À l’âge de 18 ans, elle épouse Johann Andreas Graff, graveur et peintre dans l’atelier Merian. Le couple finit par s’installer et fonde une famille à Nuremberg, où Maria donne des cours de dessin aux filles célibataires de familles fortunées. Cela lui donne accès aux beaux jardins des élites de la ville, où elle peut observer les plantes et les insectes au plus près. À cette époque, le naturalisme était surtout l’apanage des hommes amateurs.
J’ai passé mon temps à enquêter sur les insectes. Au début, j’ai commencé avec des vers à soie dans ma ville natale de Francfort. J’ai réalisé que d’autres chenilles produisaient de beaux papillons ou des papillons de nuit, et que les vers à soie faisaient de même. Cela m’a amené à rassembler toutes les chenilles que j’ai pu trouver afin d’observer leur métamorphose.
Maria Sibylla Merian
En 1679 et 1683, Maria Sibylla Merian publie deux volumes d’études sur les chenilles intitulés Der Raupen wunderbare Verwandelung und sonderbare Blumennahrung (La merveilleuse transformation des chenilles et leur étrange régime de fleurs). Chaque volume contient cinquante gravures, dont certaines sur cuivre, décrivant le remarquable cycle de vie des insectes qu’elle a observés pendant plusieurs années, en particulier des larves, des papillons et des papillons de nuit.

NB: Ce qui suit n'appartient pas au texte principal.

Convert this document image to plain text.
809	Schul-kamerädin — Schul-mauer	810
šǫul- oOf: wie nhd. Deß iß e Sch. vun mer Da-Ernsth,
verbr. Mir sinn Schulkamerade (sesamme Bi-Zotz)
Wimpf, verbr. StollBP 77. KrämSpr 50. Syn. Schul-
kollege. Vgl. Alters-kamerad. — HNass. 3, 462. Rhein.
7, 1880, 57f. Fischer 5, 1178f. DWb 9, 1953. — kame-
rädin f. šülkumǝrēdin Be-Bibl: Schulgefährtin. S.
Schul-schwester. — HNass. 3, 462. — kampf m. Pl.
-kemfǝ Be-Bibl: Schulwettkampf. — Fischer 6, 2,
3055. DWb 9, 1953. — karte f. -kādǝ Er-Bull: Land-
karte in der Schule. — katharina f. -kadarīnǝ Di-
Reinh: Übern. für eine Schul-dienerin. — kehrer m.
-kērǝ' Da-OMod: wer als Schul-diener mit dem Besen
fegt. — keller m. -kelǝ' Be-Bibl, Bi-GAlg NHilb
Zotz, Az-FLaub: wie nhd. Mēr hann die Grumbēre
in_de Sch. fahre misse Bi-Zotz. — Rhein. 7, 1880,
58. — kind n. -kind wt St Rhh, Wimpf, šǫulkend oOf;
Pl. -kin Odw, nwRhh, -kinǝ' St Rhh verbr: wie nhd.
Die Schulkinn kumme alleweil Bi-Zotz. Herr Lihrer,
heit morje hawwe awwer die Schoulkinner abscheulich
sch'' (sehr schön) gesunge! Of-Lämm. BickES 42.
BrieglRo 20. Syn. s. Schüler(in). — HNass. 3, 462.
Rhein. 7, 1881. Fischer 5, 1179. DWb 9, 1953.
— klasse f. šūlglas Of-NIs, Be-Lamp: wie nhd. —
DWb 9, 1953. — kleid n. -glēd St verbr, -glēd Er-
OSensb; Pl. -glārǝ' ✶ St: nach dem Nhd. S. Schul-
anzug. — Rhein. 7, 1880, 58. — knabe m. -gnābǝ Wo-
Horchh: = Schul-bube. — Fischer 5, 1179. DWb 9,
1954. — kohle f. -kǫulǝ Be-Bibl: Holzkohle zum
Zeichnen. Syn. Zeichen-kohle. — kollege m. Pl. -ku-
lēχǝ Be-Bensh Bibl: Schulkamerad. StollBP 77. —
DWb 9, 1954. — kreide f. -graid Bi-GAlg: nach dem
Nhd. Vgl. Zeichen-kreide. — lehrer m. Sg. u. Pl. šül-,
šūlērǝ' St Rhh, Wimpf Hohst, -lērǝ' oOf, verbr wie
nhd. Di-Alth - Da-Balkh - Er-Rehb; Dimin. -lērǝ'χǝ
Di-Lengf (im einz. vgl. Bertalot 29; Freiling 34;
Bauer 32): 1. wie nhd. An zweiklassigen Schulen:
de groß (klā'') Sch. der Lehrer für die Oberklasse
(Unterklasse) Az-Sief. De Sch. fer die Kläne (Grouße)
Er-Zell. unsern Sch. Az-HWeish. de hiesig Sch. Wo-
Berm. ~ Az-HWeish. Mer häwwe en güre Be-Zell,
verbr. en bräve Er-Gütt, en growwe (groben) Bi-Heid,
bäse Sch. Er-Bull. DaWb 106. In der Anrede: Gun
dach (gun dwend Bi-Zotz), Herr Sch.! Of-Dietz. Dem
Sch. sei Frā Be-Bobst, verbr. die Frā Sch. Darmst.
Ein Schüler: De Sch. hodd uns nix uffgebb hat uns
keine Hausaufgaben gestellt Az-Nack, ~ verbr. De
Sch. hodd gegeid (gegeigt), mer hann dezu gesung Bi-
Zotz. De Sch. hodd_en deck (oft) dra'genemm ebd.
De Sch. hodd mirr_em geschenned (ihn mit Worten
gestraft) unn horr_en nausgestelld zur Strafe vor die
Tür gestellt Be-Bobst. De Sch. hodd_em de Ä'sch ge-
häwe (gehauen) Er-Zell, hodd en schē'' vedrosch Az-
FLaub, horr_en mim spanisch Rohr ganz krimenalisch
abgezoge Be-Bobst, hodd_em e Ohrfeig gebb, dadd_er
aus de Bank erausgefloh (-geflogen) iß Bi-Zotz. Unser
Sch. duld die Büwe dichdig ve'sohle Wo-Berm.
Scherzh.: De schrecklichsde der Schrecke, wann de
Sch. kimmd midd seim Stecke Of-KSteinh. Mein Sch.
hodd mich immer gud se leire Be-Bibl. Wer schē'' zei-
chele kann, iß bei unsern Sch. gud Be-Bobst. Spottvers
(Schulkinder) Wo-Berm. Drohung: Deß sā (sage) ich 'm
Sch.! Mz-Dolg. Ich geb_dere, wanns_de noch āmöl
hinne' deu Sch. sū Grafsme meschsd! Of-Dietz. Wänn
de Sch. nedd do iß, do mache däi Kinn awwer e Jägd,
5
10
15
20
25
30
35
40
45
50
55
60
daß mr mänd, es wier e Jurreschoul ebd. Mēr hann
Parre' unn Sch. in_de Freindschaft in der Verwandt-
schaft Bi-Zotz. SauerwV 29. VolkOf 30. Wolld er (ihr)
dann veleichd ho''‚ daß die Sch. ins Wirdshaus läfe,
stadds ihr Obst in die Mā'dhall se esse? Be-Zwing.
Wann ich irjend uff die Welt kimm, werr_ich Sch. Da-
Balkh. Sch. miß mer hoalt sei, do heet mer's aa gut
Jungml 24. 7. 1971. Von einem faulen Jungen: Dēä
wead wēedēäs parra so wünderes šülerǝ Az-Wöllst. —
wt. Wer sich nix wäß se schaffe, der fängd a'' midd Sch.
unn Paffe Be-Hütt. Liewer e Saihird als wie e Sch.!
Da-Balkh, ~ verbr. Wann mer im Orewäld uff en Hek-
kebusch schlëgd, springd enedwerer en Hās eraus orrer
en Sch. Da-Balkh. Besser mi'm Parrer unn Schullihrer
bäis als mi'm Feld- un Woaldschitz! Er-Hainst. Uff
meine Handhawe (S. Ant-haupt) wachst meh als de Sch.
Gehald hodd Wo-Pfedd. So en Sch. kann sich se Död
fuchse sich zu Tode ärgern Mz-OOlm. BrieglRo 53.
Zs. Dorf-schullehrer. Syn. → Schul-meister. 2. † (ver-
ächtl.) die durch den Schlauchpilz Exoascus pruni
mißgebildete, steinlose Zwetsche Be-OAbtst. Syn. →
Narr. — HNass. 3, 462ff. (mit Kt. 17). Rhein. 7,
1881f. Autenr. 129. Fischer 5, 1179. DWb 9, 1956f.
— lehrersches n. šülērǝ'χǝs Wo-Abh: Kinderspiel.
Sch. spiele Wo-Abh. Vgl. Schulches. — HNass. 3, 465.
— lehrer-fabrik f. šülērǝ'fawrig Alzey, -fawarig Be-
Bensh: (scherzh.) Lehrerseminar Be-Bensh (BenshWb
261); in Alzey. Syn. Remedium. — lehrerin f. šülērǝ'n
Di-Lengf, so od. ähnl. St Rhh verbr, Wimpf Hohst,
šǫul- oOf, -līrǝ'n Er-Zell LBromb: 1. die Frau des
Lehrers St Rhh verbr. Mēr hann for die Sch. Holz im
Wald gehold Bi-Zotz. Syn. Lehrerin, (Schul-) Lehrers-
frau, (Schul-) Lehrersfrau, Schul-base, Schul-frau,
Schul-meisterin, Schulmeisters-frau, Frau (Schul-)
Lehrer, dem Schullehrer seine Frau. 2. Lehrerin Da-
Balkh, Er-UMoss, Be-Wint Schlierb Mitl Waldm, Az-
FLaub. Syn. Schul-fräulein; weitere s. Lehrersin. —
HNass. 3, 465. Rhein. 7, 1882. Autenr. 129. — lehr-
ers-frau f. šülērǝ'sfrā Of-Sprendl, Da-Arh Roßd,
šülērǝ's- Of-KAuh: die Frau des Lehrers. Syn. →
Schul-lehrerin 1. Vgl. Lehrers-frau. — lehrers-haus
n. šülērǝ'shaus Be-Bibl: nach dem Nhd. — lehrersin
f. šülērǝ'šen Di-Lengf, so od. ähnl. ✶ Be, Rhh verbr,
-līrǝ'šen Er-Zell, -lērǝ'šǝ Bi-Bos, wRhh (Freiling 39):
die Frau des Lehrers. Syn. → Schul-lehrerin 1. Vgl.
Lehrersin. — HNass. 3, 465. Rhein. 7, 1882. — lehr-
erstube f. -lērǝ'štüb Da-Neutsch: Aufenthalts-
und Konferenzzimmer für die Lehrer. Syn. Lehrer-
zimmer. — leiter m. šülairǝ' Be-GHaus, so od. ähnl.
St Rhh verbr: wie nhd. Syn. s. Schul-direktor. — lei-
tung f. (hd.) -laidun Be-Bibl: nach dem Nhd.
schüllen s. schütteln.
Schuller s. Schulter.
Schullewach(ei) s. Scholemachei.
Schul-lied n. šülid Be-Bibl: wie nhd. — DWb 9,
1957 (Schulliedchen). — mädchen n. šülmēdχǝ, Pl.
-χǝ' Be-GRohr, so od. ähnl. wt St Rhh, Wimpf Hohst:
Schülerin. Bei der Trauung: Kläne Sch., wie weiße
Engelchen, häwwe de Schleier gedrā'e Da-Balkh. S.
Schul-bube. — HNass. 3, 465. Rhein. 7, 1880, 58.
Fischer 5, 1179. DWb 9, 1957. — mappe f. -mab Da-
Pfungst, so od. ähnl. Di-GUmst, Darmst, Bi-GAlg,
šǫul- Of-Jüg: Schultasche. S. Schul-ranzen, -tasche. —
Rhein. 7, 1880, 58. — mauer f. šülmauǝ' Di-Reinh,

Après la mort de Jacob Marrel, Maria Sibylla Merian et son mari retournent à Francfort. Dans cette ville, fatiguée des disputes familiales sur l’héritage et des problèmes conjugaux, elle quitte la foi luthérienne (et son mari) pour rejoindre une communauté de labadistes, avec sa mère et ses deux filles, au château de Waltha, en Frise.
Dans les marais de Frise, Maria Sibylla Merian commence à étudier la naissance et le développement des grenouilles, à les collectionner et à les disséquer. Malgré la philosophie labadiste de piété et de détachement des choses du monde, Maria poursuit ses études sur les insectes pendant environ cinq ans. Après la mort de sa mère en 1690, Maria Sibylla Merian et sa fille quittent les restrictions de la communauté pour Amsterdam, où la prospérité était bien plus grande et où une femme avait la possibilité de laisser son empreinte. Peu de temps après, Maria et son mari divorcent.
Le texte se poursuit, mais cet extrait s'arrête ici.